"Ne?"

"Afiyet olsun."

"Canım istemiyor."

"Ahsen başlama istersen yine."

"Cahit gerçekten." Dedim bana inanmasını umut ederek. "Midem bulanıyor."

"Tülin söyledi sabah kahvaltı da da bir şey yememişsin."

"Yedim ama Tülin ikna olmuyor."

"Haksız mı?"

"Haksız." Dedim hemen. 

Cahit bacaklarımı hafif bir şekilde iterek yatağa oturdu. 

"Ahsen kendini iyi hissetmen için güzel beslenmeye ihtiyacın var."

"Uydurdun şuan."

"En azından yemek yemeğe ihtiyacın var."

"Benim şuan buradan çıkmaya ihtiyacım var!" Dedim sertçe. 

"Bir gece daha dayanman gerekiyor."

"İstemiyor."

Sert bir şekilde "Ahsen!" Deyince yerimde dikleştim. 

"Çocuk mu var senin karşında?" Diye bağırdım sinirle. "Bağırıp durma bana!"

"Ben mi bağırıyorum sana?" Dedi ama bunu derken bile bağırıyordu. 

"Canım yemek falan istemiyor!" Dedim sinirle. Şu an gerçekten çok sinirliydim. "Tamam mı? Yemeyeceğim."

Konuşacakken işaret parmağımı ona doğru sallayarak ondan önce davrandım. "Ve sen bana ne yapmam gerektiğini söyleyemezsin. Ben canım isterse yerim, istemezse yerim. Ayrıca şuan hayatımda ki en büyük sorun bu değil." 

Kollarımı kaldırıp bileklerimi ona doğru uzattım. "Bak." Dedim. "Bunlar."

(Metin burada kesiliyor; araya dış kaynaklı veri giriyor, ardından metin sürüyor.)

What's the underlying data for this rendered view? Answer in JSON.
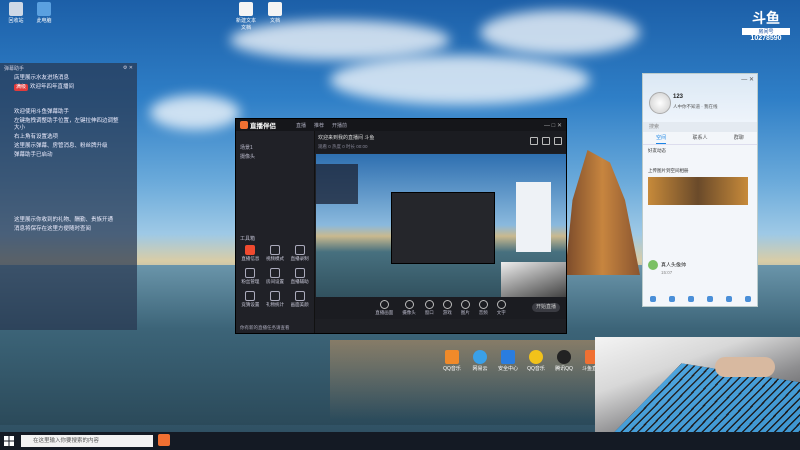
{
  "douyu": {
    "title": "斗鱼",
    "subtitle": "房间号",
    "room_id": "10278590"
  },
  "left_panel": {
    "header": "弹幕助手",
    "lines": [
      {
        "badge": "",
        "text": "店里展示水友进场消息"
      },
      {
        "badge": "满级",
        "text": "欢迎年四年直播间"
      },
      {
        "badge": "",
        "text": "欢迎使用斗鱼弹幕助手"
      },
      {
        "badge": "",
        "text": "左键拖拽调整助手位置，左键拉伸四边调整大小"
      },
      {
        "badge": "",
        "text": "右上角有设置选项"
      },
      {
        "badge": "",
        "text": "这里展示弹幕、房管消息、粉丝牌升级"
      },
      {
        "badge": "",
        "text": "弹幕助手已启动"
      },
      {
        "badge": "",
        "text": "这里展示你收到的礼物、酬勤、贵族开通"
      },
      {
        "badge": "",
        "text": "消息将保存在这里方便随时查阅"
      }
    ]
  },
  "app": {
    "title": "直播伴侣",
    "tabs": [
      "直播",
      "推荐",
      "开播前"
    ],
    "header_line1": "欢迎来到我的直播间 斗鱼",
    "header_line2": "观看 0  热度 0  时长 00:00",
    "sidebar_items": [
      "场景1",
      "摄像头"
    ],
    "tools_header": "工具箱",
    "tools": [
      "直播信息",
      "视频模式",
      "直播录制",
      "粉丝管理",
      "房间设置",
      "直播辅助",
      "竞猜设置",
      "礼物统计",
      "画面美颜"
    ],
    "sidebar_footer": "你有新的直播任务请查看",
    "controls": [
      "直播画面",
      "摄像头",
      "窗口",
      "游戏",
      "图片",
      "音频",
      "文字"
    ],
    "go_live": "开始直播"
  },
  "qq": {
    "name": "123",
    "status": "人中你不知道 · 我在线",
    "search_placeholder": "搜索",
    "tabs": [
      "空间",
      "联系人",
      "群聊"
    ],
    "feed_title": "好友动态",
    "feed_text": "上传图片到空间相册",
    "chat_name": "真人头像帅",
    "chat_time": "15:07"
  },
  "desktop_icons": [
    "回收站",
    "此电脑",
    "新建文本文档",
    "文档",
    "QQ音乐",
    "网易云",
    "安全中心",
    "QQ音乐",
    "腾讯QQ",
    "斗鱼直播"
  ],
  "taskbar": {
    "search_placeholder": "在这里输入你要搜索的内容"
  }
}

Başını hafifçe yana yatırıp bana baktı ve iç çekti.

"Sana ne yapman gerektiğini falan söylediğim yok." Dedi oldukça sakin ve naif bir ses tonuyla. "Sadece sana yardım etmeye çalışıyorum."

"Zorla yemek yedirerek mi?"

"Sana iyi hissettirmeye çalışarak."

"Sen bana iyi hissettirmeye falan çalışma Cahit." Dedim sertçe. "Çünkü hiç bir işe yaramıyor. Bak bu sargılar hala burada, yemek yediğimde gitmeyecek, yokmuş gibi davrandığımda gitmeyecek, kendimi iyi hissettiğim de de gitmeyecek!"

Sustuktan sonra sesli bir şekilde nefes aldım. 

Oflayarak kollarımı önümde duran masanın üzerine koydum ve ellerimi yüzüme kapattım. ,

"Kendimi çok kötü hissediyorum Cahit." Diye itiraf ettim. Bunun onunla bir alakası yoktu. Bu sinirim bana zorla yemek yedirmeye çalıştığı için değildi. 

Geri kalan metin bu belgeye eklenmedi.